My heart slammed against my breastbone, and Nana’s stern warning expression was printed on the inside of my eyelids. This was where I always played my part: My dad died when I was a baby. I was raised by Nana and Mom.
But the thing was, I’d spent my whole life with the truth trapped in my throat. And with Sam’s enormous backstory out there between us, I didn’t want to lie again. “Me?”
Sam tapped his knee against mine, setting off an electrical storm along my skin. Even when he wasn’t touching me, it was impossible not to feel how close he was. “You.”
“I grew up mostly in Guerneville.” The truth rattled a cage inside my ribs. “It’s a super small town in Northern California. I’m moving to Sonoma for school—which isn’t very far.” I lifted my hands in a shrug and let a hint of the truth slip out: “I was raised by my mom and Nana.”
“No dad, either?”
I swallowed. The easy, familiar lie was right there, on the tip of my tongue—but I was under the London sky, thousands of miles from home, and a rebellious, impulsive flash streaked through me. This had always been such a bigger deal to Nana and Mom than it had ever been to me; why was I still protecting their story? “He sort of . . . fell away.”
“How does a dad fall away?”
I became aware, while I was lying beside this completely earnest stranger on a damp lawn, that it was weird that I’d never really talked about this. In part, I didn’t talk about it because I knew I wasn’t supposed to. And in part, because it was unnecessary: the one person in my life who learned about it—my best friend Charlie—watched the drama unfold in real time, in bite-sized servings that grew spaced farther and farther apart. I’d never needed to summarize it or spin it into a story. So why did I suddenly want to?

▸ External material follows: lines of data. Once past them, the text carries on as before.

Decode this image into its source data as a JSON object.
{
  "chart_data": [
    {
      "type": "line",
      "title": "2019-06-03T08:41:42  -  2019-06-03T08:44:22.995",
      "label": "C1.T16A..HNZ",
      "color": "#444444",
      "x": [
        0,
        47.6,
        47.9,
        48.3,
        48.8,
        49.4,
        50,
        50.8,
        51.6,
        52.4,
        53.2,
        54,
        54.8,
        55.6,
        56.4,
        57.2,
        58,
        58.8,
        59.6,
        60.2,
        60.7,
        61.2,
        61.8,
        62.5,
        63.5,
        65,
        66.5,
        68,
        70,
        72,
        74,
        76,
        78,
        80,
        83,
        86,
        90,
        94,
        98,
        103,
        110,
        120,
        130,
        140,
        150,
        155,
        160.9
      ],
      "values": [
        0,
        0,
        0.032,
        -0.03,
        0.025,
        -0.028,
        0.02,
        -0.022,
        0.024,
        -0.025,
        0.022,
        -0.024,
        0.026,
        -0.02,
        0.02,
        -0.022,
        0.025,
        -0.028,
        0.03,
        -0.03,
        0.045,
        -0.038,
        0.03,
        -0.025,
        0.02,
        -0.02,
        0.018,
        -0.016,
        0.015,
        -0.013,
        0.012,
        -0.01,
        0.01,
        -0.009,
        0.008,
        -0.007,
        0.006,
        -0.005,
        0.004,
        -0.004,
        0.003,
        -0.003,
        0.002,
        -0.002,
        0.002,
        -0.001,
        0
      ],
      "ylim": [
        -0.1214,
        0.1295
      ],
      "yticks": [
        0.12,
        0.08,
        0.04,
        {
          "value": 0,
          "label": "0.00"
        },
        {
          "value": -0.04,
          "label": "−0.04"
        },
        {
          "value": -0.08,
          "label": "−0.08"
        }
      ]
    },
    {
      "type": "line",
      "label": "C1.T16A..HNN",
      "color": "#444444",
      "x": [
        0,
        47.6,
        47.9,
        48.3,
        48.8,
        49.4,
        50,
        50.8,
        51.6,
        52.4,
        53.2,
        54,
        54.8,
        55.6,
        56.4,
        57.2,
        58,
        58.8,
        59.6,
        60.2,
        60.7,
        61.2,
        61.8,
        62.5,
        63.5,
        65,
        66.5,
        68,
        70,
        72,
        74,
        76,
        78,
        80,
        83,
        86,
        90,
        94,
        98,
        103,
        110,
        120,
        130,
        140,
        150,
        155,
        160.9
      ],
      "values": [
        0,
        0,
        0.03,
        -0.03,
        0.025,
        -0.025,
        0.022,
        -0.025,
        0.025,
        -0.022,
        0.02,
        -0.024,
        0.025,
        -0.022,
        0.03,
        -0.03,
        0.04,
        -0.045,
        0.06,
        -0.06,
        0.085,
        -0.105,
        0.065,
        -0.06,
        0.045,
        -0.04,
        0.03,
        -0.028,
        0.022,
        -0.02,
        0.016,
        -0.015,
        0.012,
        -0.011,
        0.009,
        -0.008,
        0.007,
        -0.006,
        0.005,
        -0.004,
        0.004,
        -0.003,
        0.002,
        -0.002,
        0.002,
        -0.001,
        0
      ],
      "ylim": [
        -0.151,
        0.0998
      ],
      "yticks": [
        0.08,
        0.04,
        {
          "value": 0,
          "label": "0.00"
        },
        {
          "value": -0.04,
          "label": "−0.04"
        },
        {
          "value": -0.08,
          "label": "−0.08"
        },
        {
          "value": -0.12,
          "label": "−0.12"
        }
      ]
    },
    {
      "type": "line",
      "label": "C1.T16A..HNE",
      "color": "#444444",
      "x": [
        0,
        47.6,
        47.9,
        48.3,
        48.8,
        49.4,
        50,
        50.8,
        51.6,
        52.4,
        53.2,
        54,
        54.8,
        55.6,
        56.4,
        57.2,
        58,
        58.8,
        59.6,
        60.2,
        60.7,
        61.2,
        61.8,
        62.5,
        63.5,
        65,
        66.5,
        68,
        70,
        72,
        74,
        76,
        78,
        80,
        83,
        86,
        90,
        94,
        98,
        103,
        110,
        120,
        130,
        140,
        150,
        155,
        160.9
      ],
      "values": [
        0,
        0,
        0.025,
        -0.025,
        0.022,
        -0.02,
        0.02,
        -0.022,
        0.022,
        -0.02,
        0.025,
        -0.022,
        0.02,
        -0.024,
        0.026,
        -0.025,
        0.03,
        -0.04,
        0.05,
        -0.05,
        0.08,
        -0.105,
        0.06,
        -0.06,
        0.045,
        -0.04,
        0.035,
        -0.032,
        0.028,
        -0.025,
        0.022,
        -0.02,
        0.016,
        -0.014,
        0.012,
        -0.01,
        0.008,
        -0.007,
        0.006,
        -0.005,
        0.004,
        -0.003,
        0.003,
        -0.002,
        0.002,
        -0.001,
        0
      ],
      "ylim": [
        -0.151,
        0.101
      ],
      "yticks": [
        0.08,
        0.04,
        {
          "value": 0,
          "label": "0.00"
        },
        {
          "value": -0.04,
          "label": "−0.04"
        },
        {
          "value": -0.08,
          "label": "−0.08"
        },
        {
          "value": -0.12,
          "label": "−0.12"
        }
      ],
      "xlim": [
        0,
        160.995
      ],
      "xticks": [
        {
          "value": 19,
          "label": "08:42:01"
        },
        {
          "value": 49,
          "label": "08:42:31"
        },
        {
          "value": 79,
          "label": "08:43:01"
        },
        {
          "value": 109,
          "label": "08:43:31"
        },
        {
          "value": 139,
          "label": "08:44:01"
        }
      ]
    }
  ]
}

“My parents got divorced when I was eight,” I told him, “and Mom moved me back to her hometown. Guerneville.”
“Back from where?”
I peeked over the edge of this canyon, and I didn’t know what it was about that garden or Sam but I decided: fuck it. I was eighteen and it was my life, what’s the worst that could happen?
“LA,” I said.
I blinked in the direction of the hotel again as if I expected to see Nana racing toward us, shaking her fists.